DOJ seizes millions in ransom paid by Colonial Pipeline
WASHINGTON, DC — The U.S. Justice Department has recovered the majority of a multimillion-dollar ransom payment to hackers after a cyberattack that caused the operator of the nation’s largest fuel pipeline to halt its operations last month.
The operation to recover the cryptocurrency from the Russia-based hacker group is the first undertaken by a specialized ransomware task force created by the Biden administration Justice Department.
Colonial Pipeline, which originates in Houston and supplies roughly half the fuel consumed on the East Coast, temporarily shut down its operations on May 7 after a gang of criminal hackers known as DarkSide broke into its computer system.
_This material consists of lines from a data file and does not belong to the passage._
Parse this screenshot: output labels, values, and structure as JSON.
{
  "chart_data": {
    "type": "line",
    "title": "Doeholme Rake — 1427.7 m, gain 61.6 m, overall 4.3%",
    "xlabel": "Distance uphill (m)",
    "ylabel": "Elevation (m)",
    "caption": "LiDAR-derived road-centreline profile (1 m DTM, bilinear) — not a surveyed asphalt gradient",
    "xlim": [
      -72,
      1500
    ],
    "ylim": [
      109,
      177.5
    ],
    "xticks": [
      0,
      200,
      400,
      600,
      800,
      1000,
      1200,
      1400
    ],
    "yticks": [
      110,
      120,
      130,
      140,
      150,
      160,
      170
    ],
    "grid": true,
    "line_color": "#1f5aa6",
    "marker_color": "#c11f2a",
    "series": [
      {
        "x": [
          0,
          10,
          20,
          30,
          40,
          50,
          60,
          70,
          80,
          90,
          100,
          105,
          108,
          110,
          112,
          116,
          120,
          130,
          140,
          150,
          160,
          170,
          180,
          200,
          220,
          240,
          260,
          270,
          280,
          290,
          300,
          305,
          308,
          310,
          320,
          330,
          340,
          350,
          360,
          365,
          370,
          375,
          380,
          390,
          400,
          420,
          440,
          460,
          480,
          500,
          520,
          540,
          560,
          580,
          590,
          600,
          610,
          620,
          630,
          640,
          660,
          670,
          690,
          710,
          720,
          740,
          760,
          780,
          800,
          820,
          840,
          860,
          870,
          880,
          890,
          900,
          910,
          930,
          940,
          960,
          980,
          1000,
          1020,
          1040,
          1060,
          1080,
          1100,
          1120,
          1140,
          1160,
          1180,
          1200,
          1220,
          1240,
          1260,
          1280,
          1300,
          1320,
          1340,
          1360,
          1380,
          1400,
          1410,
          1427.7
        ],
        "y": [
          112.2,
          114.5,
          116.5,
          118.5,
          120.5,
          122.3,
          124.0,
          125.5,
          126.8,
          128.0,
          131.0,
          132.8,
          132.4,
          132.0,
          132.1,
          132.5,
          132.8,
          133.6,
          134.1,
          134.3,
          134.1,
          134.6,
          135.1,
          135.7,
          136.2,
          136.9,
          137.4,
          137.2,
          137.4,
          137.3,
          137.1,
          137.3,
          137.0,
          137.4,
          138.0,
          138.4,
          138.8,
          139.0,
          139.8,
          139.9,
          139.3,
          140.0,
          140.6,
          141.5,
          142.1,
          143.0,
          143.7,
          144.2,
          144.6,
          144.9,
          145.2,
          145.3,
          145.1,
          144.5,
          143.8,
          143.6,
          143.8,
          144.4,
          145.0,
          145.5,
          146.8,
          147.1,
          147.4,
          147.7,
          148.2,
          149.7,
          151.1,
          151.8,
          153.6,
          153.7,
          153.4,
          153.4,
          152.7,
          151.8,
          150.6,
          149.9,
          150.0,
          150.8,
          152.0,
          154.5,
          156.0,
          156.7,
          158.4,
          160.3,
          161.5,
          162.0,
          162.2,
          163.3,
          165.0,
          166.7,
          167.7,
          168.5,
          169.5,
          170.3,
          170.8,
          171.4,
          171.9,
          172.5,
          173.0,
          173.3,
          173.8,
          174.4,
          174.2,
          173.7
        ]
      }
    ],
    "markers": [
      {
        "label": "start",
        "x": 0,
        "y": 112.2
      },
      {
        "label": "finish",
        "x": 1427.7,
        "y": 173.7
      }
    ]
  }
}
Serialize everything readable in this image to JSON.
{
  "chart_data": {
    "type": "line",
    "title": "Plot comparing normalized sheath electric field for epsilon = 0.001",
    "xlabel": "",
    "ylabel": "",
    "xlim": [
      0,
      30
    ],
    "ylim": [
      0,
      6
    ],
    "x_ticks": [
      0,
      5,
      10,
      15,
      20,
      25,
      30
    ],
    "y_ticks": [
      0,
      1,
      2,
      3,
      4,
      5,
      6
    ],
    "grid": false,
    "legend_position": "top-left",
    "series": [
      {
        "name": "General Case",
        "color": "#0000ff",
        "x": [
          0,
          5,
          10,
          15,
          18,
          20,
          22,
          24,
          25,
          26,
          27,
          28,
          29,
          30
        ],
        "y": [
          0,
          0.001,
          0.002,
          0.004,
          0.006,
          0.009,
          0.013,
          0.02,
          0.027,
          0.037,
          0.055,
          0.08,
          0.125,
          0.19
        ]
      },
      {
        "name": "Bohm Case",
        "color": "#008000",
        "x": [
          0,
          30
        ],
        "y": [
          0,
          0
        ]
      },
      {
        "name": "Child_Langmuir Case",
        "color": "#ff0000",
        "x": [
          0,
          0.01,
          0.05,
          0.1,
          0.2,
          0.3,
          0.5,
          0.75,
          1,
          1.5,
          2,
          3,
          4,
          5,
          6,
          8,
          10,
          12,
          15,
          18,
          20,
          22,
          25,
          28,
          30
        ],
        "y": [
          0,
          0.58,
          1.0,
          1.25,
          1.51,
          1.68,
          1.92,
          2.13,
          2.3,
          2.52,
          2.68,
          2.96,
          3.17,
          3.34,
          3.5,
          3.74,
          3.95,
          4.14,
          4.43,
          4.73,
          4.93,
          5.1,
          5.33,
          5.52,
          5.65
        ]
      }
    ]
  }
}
“Earlier today, the Department of Justice has found and recaptured the majority of the ransom Colonial paid to the DarkSide network in the wake of last month’s ransomware attack. Ransomware attacks are always unacceptable — but when they target critical infrastructure, we will spare no effort in our response,” Deputy Attorney General Lisa Monaco said at a news conference.
“Today, we turned the tables on DarkSide,” she added. “By going after the entire ecosystem that fuels ransomware and digital extortion attacks, including criminal proceeds in the form of digital currency, we will continue to use all of our tools, and all of our resources to increase the cost and the consequences of ransomware attacks and other cyber-enabled attacks.”
Asked by ABC News whether the seizure would really operate as a deterrent for other hacking groups given it only amounts to roughly half of what Colonial paid in ransom and, given the group operates out of Russia, will not likely face criminal consequences for the attack — Monaco said she “wouldn’t get ahead of the investigative efforts and full consequences associated with the ongoing investigation.
“The message today is we will bring all of our tools to bear, to go after these criminal networks, including the ecosystem and the illicit and the abuse, frankly, of the online infrastructure that they use in terms of the digital currency to perpetrate these schemes,” she said.
Monaco also used Monday’s announcement to urge companies to take preemptive action.
“In this heightened threat landscape, we all have a role to play in keeping our nation safe. No organization is immune. So today I want to emphasize to leaders of corporations and communities alike, the threat of severe ransomware attacks pose a clear and present danger to your organization, to your company, to your customers, to your shareholders, and to your long-term success,” she warned.
“So pay attention now. Invest resources now. Failure to do so could be the difference between being secure now, or a victim later,” she said.
In an effort to get more cooperation from companies, the Department of Homeland Security announced shortly after Colonial Pipeline was hacked that it will mandate that all pipeline companies report a cyber incident hours after it happens.
The directive came from the Transportation Security Administration, an arm of DHS known for protecting the skies that also oversees pipeline security.
Companies will be mandated to report pipeline related cyberattacks to the Cybersecurity and Infrastructure Security Administration within 12 hours of the breach; put in place a 24/7 cyber coordinator who can respond to incidents and coordinate with the TSA; and fix the breached pipeline within 30 days and outline a plan to proceed.